OpenSearch / ELK Heavier ops, DSL instead of SQL. Skip.
TimescaleDB Fine but less efficient for wide event rows + columnar scans.
DuckDB + Parquet Tempting (zero servers) but batch-only — doesn't fit "query yesterday and right now in the same query."
ClickHouse Real-time ingest, columnar SQL at scale, single-node trivial in Docker, first-class Grafana plugin. ✅

Acceptance criteria

  • ClickHouse service added to docker-compose.yml (and k3s manifests).
  • events schema designed; migrations applied at startup.
  • Forwarder process subscribes to SSE, batch-inserts events, survives reconnects.
  • Grafana service added with ClickHouse datasource provisioned.
  • One starter Grafana dashboard: per-session timeline + cross-session aggregates (e.g. variant distribution, rebuffer count by failure type).
  • testing.html supports replay=1&session=<id>: fetches events from ClickHouse, renders through the existing Chart.js / vis-timeline code, scrubber for time range.
  • No code changes in go-proxy, go-live, or go-upload beyond what's needed to expose the SSE stream (already exposed).
  • Retention policy documented (default 30 days, configurable).

Out of scope

  • Replacing the live-mode SSE path.
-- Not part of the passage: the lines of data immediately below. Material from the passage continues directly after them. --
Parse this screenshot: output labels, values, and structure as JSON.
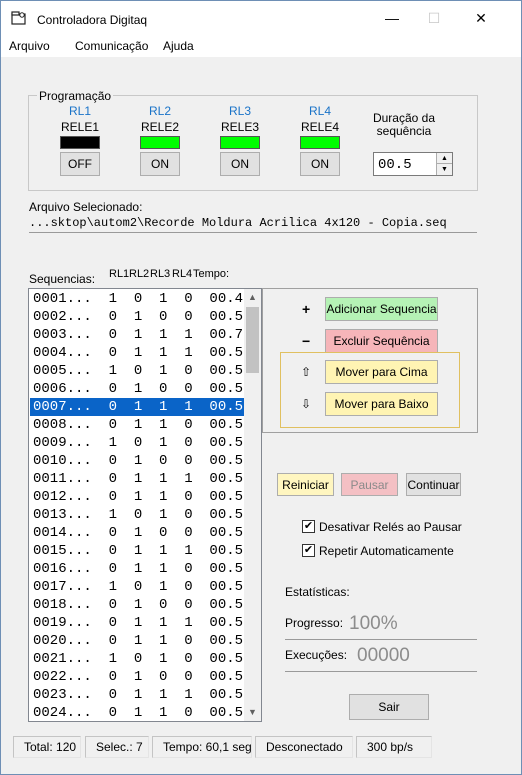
{
  "window": {
    "title": "Controladora Digitaq",
    "minimize": "—",
    "maximize": "☐",
    "close": "✕"
  },
  "menu": {
    "items": [
      "Arquivo",
      "Comunicação",
      "Ajuda"
    ]
  },
  "programacao": {
    "title": "Programação",
    "relays": [
      {
        "rl": "RL1",
        "name": "RELE1",
        "state": "off",
        "color": "#000000",
        "button": "OFF"
      },
      {
        "rl": "RL2",
        "name": "RELE2",
        "state": "on",
        "color": "#00ff00",
        "button": "ON"
      },
      {
        "rl": "RL3",
        "name": "RELE3",
        "state": "on",
        "color": "#00ff00",
        "button": "ON"
      },
      {
        "rl": "RL4",
        "name": "RELE4",
        "state": "on",
        "color": "#00ff00",
        "button": "ON"
      }
    ],
    "duracao_label_1": "Duração da",
    "duracao_label_2": "sequência",
    "duracao_value": "00.5"
  },
  "arquivo": {
    "label": "Arquivo Selecionado:",
    "path": "...sktop\\autom2\\Recorde Moldura Acrilica 4x120 - Copia.seq"
  },
  "sequencias": {
    "label": "Sequencias:",
    "headers": [
      "RL1",
      "RL2",
      "RL3",
      "RL4",
      "Tempo:"
    ],
    "selected_index": 6,
    "rows": [
      "0001...  1  0  1  0  00.4",
      "0002...  0  1  0  0  00.5",
      "0003...  0  1  1  1  00.7",
      "0004...  0  1  1  1  00.5",
      "0005...  1  0  1  0  00.5",
      "0006...  0  1  0  0  00.5",
      "0007...  0  1  1  1  00.5",
      "0008...  0  1  1  0  00.5",
      "0009...  1  0  1  0  00.5",
      "0010...  0  1  0  0  00.5",
      "0011...  0  1  1  1  00.5",
      "0012...  0  1  1  0  00.5",
      "0013...  1  0  1  0  00.5",
      "0014...  0  1  0  0  00.5",
      "0015...  0  1  1  1  00.5",
      "0016...  0  1  1  0  00.5",
      "0017...  1  0  1  0  00.5",
      "0018...  0  1  0  0  00.5",
      "0019...  0  1  1  1  00.5",
      "0020...  0  1  1  0  00.5",
      "0021...  1  0  1  0  00.5",
      "0022...  0  1  0  0  00.5",
      "0023...  0  1  1  1  00.5",
      "0024...  0  1  1  0  00.5"
    ]
  },
  "actions": {
    "adicionar": "Adicionar Sequencia",
    "excluir": "Excluir Sequência",
    "mover_cima": "Mover para Cima",
    "mover_baixo": "Mover para Baixo",
    "plus_sign": "+",
    "minus_sign": "−",
    "up_arrow": "⇧",
    "down_arrow": "⇩"
  },
  "controls": {
    "reiniciar": "Reiniciar",
    "pausar": "Pausar",
    "continuar": "Continuar",
    "desativar": "Desativar Relés ao Pausar",
    "repetir": "Repetir Automaticamente",
    "desativar_checked": true,
    "repetir_checked": true
  },
  "stats": {
    "title": "Estatísticas:",
    "progresso_label": "Progresso:",
    "progresso_value": "100%",
    "execucoes_label": "Execuções:",
    "execucoes_value": "00000"
  },
  "sair": "Sair",
  "status": {
    "total": "Total: 120",
    "selec": "Selec.: 7",
    "tempo": "Tempo: 60,1 seg",
    "conexao": "Desconectado",
    "baud": "300 bp/s"
  },
  "colors": {
    "add_green": "#b5f2b5",
    "del_red": "#f6b5b9",
    "move_yellow": "#fff4b3",
    "reiniciar_yellow": "#fff6c0",
    "pausar_pink": "#f4c0c4",
    "selection_blue": "#0a64c8",
    "rl_blue": "#1a73c8"
  }
}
Live stays SSE-direct.
  • Multi-tenant access controls on Grafana.
  • Real-time alerting on event patterns (separate issue if we want it).

Open questions

  • Forwarder language: Go (matches stack) vs Python (faster to prototype). Lean Go.
  • Schema: how aggressively to flatten event payloads vs lean on ClickHouse JSON type.
  • Where forwarder runs: same container as go-proxy (sidecar) vs its own service. Lean own service.